I found that for someone who hasn’t really touched code for 3-4 years this was phenomenally fun and challenging in equal measures, and I got a real buzz out of actually creating something which didn’t suck. I’ve promised myself go back and add in little javascript features, again built from the ground up, once I’ve learned the basics.


For a change, I wrote the case studies first in Markdown in a very loose format. From there, I managed to code up a template which I thought worked quite well, and allowed me to say everything I wanted in a concise, structured manner. I can’t say that I was too surprised that this worked well - after all, “content is king” - and having a set of text documents to work from helped separate concerns right at the start of the project. It also helped me plan the page structures and hierarchies, which hopefully any UI designer can relate to.

Images proved more troublesome that I anticipated. I wanted quality, but I also wanted reasonable file sizes - something which I found to be a balancing act which I couldn’t win. Let’s just say I’m working on this one with a few developer friends of mine in future.

Bringing it together

“Laugh at perfection. It’s boring and keeps you from being done.” - The Done Manifesto

I struggle with the concept of ‘done’. I can’t stop myself from wanting to continually fiddle, change and edit things. Which is why it was so important to impose a deadline on myself, otherwise nothing would ever get truly ‘done’.
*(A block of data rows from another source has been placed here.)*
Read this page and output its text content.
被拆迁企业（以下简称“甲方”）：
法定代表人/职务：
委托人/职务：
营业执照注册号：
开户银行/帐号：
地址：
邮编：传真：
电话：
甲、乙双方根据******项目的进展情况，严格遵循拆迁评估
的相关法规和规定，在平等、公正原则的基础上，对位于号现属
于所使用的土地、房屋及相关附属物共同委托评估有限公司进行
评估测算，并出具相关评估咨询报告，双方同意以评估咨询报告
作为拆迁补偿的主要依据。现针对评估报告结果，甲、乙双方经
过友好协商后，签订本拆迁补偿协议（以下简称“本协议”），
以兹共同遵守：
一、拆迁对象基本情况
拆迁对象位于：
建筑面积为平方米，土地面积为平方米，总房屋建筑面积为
After weeks of solid work, I finally have a portfolio I’m proud of. It will change slightly from time to time, and there will be plenty to talk about, but in essence, it’s done. I’m going to keep plugging away and add more content and work as time goes by - and possibly a store - so stay tuned, and come back often. Please.

There you have it! That’s my experience of creating a whole static site from scratch. I hope you like what I’ve created here, and please let me know if you spot anything that shouldn’t be there. Adios for now!